Baruch professor accused of misconduct no longer with the college



Yelena Dzhanova and Angel Torres


Dept. of Philosophy

James Rowes’ name is not listed on the philosophy department’s teaching schedule for this semester, as he was removed after allegations of inappropriate conduct.

Image Credit: Julian Tineo | The Ticker

A philosophy professor has been removed from his teaching position at Baruch College by administrators, officials confirmed to The Ticker.

James Frederick William Rowe, who taught philosophy, does not have any classes assigned to him this semester.

The Ticker could not confirm whether Rowe was removed from his position specifically due to allegations of inappropriate and lewd behavior.

But in fall 2018, The Ticker published an article detailing Rowe’s relationships with his students, some of whom claimed that Rowe kissed them or their friends on the cheek and made inappropriate comments about women and jokes in the classroom.

In the article, out of the two-dozen people that The Ticker interviewed, six students described Rowe’s actions as inappropriate.

“I was creeped out,” Ewa Zaniewski, a former Rowe student, said of the professor’s actions in the original Ticker article.

“It was the last day of finals, and I left immediately afterward and I was like, ‘I won’t ever have to see him again.’”

Rowe had a different point of view.

He originally stated that he didn’t remember any instances of inappropriate behavior, but later amended his statement in an email. He said that only one student ever approached him to let him know that his actions upset them.

Rowe said he apologized to the student and believed they landed on good terms. From Rowe’s perspective, his compliments and interactions with his students were unbiased and meant to be friendly.

In another email to The Ticker, Rowe admitted that he had hugged or kissed “several former students of mine, male and female,” though he didn’t specify whether those students had still been at Baruch or had graduated.

Thomas Teufel, chair of the Philosophy Department, said that he had spoken to Rowe after the article came out on Nov. 19, 2018, but redirected The Ticker to the provost’s office to find out more information about his current employment status.

A professor in Baruch’s philosophy department confirmed that Rowe was removed from the faculty but neither Provost David Christy nor Director of Public Relations Suzanne Bronski used the word “fired” when asked for comment. Bronski, in an emailed statement to The Ticker, said, “James Rowe is no longer an adjunct professor at Baruch College.”

In the same statement, Bronski also said that the college “does not comment further on personnel issues” when probed about why Rowe is no longer part of the Baruch faculty.

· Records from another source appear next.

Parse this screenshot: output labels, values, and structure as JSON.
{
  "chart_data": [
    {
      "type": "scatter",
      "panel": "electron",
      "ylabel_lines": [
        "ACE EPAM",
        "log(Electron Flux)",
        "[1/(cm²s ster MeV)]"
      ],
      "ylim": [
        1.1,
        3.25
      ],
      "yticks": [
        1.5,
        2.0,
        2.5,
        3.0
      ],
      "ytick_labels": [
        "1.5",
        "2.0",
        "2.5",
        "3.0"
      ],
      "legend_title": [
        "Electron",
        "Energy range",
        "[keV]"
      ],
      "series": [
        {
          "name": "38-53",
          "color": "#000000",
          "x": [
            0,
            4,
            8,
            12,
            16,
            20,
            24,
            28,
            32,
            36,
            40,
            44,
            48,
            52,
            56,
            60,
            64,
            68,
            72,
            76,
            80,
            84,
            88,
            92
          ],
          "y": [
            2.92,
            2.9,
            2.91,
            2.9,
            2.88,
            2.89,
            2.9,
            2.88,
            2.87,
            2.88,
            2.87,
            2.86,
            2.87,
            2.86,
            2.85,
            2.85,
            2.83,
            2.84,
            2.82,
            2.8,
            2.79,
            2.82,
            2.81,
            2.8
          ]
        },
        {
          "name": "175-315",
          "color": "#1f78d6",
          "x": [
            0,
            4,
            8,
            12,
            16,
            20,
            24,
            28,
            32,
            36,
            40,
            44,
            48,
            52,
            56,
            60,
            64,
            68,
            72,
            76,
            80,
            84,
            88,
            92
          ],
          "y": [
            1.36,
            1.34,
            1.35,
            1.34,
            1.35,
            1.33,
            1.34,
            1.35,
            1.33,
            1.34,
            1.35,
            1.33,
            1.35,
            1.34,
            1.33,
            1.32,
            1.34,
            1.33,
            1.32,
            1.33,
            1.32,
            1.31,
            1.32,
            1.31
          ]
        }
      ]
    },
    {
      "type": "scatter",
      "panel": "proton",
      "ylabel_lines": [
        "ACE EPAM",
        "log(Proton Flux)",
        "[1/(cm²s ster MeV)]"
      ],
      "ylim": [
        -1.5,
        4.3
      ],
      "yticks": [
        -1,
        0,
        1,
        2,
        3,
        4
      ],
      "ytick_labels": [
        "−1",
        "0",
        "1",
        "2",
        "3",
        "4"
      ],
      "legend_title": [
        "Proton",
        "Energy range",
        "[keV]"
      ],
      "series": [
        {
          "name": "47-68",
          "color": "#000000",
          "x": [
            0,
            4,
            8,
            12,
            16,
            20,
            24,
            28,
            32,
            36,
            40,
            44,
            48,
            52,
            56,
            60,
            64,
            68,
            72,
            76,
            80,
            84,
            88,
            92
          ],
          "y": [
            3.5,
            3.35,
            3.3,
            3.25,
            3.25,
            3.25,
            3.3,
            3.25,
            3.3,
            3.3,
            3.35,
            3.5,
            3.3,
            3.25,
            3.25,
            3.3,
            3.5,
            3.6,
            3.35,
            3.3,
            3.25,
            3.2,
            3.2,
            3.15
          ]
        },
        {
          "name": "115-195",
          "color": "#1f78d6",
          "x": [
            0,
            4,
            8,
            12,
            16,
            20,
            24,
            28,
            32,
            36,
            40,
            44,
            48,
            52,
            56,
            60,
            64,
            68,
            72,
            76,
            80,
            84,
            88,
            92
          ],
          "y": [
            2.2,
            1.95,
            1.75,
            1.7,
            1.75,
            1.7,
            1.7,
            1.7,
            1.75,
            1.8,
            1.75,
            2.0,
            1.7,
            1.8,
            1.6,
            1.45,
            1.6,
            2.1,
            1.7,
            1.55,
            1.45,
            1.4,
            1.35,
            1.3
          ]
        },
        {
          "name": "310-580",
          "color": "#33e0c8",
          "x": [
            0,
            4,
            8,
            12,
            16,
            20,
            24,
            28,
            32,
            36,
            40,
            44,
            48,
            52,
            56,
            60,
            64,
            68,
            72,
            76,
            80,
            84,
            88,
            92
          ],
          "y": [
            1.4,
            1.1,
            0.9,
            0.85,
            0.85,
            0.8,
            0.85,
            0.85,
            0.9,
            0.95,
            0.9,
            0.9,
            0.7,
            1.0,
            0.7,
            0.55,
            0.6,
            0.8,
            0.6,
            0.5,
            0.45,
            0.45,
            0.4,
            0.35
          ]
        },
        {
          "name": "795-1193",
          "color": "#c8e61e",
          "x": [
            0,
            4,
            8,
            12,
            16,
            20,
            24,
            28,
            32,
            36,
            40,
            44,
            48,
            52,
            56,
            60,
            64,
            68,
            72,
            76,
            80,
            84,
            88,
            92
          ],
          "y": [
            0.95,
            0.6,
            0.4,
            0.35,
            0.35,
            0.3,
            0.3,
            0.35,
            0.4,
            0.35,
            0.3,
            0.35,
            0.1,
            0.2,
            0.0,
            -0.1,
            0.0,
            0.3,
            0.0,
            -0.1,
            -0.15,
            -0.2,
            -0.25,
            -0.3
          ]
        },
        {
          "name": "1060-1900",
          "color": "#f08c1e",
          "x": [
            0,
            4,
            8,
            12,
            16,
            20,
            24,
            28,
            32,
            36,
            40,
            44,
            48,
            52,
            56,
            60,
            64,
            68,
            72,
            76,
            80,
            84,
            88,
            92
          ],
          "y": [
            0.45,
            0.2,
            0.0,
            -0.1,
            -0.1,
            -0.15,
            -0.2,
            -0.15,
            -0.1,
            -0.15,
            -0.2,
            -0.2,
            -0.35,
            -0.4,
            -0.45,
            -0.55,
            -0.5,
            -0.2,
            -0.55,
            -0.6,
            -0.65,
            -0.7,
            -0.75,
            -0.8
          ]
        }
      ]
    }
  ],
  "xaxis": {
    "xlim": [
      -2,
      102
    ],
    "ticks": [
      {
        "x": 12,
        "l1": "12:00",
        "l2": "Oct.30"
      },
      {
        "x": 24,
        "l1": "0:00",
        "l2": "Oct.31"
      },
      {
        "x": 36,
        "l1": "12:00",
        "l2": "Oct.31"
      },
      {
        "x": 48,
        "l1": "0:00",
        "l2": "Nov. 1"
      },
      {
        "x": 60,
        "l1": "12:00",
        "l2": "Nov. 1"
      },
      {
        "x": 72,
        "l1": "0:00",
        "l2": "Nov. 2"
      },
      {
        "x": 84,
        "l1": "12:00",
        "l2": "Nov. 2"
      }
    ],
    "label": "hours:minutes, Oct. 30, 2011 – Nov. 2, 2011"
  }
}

“I’m not too surprised [by his employment status] because, I mean, his actions were always sus[picious],” said former student Anthony Zhang.

Another former student, Monjur Hussan, said that he thought it was “great to hear Baruch took some action and didn’t let this slide.”

When asked if he thought a clearer explanation of Rowe’s status should have been given, Hussan, a 19-year-old finance major, said, “Definitely, so other professors and students know that their actions or something they say can have consequences.”

Regardless of the allegations against him, on the teacher-evaluation forum Rate My Professors, Rowe has consistently scored high, both before and after the initial article about him came out.

Former Baruch students gave him an average quality rating of 4.3 on the platform, tagging him as hilarious, respected, caring and other positive adjectives and descriptions.

The ratings for his Fashion Institute of Technology page are also soaring, with an average quality rating of 5.0.

However, his FIT Rate My Professors page only houses two student reviews. His Baruch one houses 50, four of which appear to have been posted in the previous semester, when the article had come out.

A spokesperson at FIT, where Rowe also teaches philosophy, confirmed in a phone call that he is still employed there.